Listen to Life
We would try to make
everything right –
we are more focused
on the details.
LiWen and Jeff Chang provide "Gua Bao",
typical Taiwanese street food, to?keep?their tradition?going.
We want to spread our culture through typical street food.
Happiness would be the most important thing in our daily life. So every day, we take one step towards that. Every small thing, we try to make it happy. My wife is more focused on the details – what needs to be done today to build on our goals.
She started cooking for me a lot at home because we couldn't find any Taiwanese food around that actually tasted like home. We tried to recreate that. And then we thought, it's really a good idea to have a business, since there's not much Taiwanese food here. That's how we started this business. "Gua Bao" is the most traditional food in Taiwan, like street food.
We go to Farmer's Market, buy them fresh and mostly organic.
We go to Farmer's Market a lot. We have been buying every vegetable we use from them and have a really good relationship. So anything that's in season, we'll purchase. They will tell us how they grow – every different vegetable – how it should taste, how it should be cooked, and we incorporate that into our buns.
Then we explain to our customers why it tastes the way it does, and where we get them. They will always go back to the farmers and buy from them. Fresh. Mostly organic, no pesticides – very healthy. They always harvest before the market – early in the morning – and bring to the market.
That's why our stuff tastes a lot better because the ingredients we use are higher quality.
Everything at the market, we pretty much trade.
We will introduce our customers for exchanging information. Why this tastes spicy, where we get them. And they will always go back to the farmers and buy from the farmers.

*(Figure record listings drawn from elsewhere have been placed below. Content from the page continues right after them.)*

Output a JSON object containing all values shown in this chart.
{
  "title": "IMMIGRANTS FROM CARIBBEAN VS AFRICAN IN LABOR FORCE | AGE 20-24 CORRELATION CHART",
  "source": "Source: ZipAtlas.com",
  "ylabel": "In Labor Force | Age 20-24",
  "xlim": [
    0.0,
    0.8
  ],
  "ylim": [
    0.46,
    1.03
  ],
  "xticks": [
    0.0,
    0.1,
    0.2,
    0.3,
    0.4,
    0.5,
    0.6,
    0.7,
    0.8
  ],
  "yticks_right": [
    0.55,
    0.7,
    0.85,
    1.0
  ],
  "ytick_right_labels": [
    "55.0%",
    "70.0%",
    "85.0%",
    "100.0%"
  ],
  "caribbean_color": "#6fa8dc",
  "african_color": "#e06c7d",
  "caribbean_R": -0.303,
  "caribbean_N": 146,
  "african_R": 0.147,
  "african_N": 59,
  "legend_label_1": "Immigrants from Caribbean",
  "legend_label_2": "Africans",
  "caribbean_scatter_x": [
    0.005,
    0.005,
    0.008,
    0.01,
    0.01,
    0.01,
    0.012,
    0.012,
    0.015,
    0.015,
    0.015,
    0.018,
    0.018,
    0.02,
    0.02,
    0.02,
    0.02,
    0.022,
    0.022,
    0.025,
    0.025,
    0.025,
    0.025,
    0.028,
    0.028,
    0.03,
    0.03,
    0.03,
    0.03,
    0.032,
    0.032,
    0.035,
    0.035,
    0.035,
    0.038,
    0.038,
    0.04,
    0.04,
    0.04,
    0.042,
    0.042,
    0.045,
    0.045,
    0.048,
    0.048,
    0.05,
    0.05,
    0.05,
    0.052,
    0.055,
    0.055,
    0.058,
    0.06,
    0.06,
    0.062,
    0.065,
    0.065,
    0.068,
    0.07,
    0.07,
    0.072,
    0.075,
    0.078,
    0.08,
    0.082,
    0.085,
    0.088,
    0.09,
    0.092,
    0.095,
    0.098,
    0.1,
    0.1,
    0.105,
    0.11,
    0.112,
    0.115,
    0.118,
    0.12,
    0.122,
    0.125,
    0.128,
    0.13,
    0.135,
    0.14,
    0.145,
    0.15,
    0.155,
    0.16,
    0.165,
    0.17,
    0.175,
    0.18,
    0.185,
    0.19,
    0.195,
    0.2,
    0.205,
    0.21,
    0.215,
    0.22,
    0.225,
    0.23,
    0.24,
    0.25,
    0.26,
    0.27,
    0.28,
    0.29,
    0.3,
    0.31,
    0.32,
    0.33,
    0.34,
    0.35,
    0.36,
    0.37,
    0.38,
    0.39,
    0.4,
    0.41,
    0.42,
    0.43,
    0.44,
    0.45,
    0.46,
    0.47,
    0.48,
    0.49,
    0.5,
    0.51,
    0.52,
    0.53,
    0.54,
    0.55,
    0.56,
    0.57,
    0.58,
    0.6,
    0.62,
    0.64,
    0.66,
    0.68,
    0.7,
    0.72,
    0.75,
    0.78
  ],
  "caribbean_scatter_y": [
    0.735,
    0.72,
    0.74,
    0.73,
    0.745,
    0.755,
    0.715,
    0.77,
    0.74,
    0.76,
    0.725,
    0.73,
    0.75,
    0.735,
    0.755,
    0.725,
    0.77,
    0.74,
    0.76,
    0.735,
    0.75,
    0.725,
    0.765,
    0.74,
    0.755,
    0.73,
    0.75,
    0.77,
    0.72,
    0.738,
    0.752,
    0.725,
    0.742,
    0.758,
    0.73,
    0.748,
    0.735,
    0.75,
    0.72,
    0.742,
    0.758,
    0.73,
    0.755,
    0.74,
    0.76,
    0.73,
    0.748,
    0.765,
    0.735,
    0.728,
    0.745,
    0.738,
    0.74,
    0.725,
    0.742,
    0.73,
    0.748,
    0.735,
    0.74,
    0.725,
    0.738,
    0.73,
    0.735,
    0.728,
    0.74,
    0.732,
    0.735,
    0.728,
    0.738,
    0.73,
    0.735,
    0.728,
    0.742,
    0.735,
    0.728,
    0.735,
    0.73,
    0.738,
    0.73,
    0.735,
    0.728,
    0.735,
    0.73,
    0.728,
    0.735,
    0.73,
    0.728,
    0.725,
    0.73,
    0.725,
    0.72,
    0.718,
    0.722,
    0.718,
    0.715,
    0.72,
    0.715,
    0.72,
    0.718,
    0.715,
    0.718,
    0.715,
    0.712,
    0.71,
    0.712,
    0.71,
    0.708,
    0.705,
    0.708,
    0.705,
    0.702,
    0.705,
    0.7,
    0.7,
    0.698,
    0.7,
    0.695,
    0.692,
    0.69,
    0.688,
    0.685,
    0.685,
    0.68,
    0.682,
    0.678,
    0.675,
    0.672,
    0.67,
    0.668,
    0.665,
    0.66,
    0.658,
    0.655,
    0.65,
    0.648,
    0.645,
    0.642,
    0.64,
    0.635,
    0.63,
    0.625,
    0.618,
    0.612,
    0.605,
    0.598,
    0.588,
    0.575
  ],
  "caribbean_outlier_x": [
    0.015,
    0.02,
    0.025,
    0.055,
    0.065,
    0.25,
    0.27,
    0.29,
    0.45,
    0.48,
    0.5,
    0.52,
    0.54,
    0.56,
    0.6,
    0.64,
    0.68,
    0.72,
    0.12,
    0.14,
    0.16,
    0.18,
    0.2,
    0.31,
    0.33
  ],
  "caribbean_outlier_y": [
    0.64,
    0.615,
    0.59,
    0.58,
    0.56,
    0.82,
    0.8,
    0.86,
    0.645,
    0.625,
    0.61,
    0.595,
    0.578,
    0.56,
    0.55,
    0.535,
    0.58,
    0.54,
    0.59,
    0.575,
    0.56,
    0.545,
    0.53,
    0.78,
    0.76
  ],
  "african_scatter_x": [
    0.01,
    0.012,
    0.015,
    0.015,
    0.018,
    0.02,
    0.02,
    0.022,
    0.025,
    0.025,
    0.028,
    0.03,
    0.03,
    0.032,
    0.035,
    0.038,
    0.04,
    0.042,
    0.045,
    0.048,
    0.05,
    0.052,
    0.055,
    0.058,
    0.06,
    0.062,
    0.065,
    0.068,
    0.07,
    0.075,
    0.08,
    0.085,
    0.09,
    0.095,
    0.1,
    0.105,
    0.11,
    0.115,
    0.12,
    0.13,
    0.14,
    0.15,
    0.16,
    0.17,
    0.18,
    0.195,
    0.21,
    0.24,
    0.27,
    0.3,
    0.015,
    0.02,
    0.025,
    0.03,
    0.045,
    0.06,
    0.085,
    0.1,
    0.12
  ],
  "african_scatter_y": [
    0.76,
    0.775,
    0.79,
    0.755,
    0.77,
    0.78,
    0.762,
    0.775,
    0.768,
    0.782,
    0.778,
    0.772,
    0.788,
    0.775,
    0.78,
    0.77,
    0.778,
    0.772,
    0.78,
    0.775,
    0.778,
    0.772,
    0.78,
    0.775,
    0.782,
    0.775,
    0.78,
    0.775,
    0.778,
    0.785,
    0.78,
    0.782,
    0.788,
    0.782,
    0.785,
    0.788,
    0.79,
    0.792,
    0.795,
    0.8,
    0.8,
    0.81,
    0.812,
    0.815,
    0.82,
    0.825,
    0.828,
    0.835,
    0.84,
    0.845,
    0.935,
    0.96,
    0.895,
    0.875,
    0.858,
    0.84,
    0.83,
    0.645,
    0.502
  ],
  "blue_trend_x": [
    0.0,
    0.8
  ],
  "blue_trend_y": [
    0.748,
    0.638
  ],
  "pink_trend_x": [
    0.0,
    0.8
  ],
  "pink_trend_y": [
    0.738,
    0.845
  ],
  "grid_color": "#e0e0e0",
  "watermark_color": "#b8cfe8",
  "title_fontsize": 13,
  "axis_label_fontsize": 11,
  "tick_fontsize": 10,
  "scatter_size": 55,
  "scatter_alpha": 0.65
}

A lot of way the Farmer's Market works is trading. We'll trade our buns for ingredients or for flowers or Honey. That is how the economy works at the Farmer's Market between vendors. Many of us like to just share it with each other what we have.
The secret of our recipes is the sauce…
It's the spice that we always get from Asia and the technique was more Taiwanese – the memories of what we had when we were young. We still go back to Taiwan every year just to remember how everything should be.
We travel to seek the best of our taste.
We get a good idea on what others think Gua-Bao should taste like. We went to famous restaurants and ate something that's kind of similar, that maybe can inspire us. His Gua-Bao has a seared pork belly whereas ours is braised, and that can change the flavor of something – the way you cook it.
My wife searches everyone who sells Gua-Bao in the world, looks at their website, follows them on SNS to see people's reactions to certain flavours they created. She also went to culinary school before we started this business, to learn American and French techniques, and the flavour to consider when trying to make Asian, yet connected to our customers.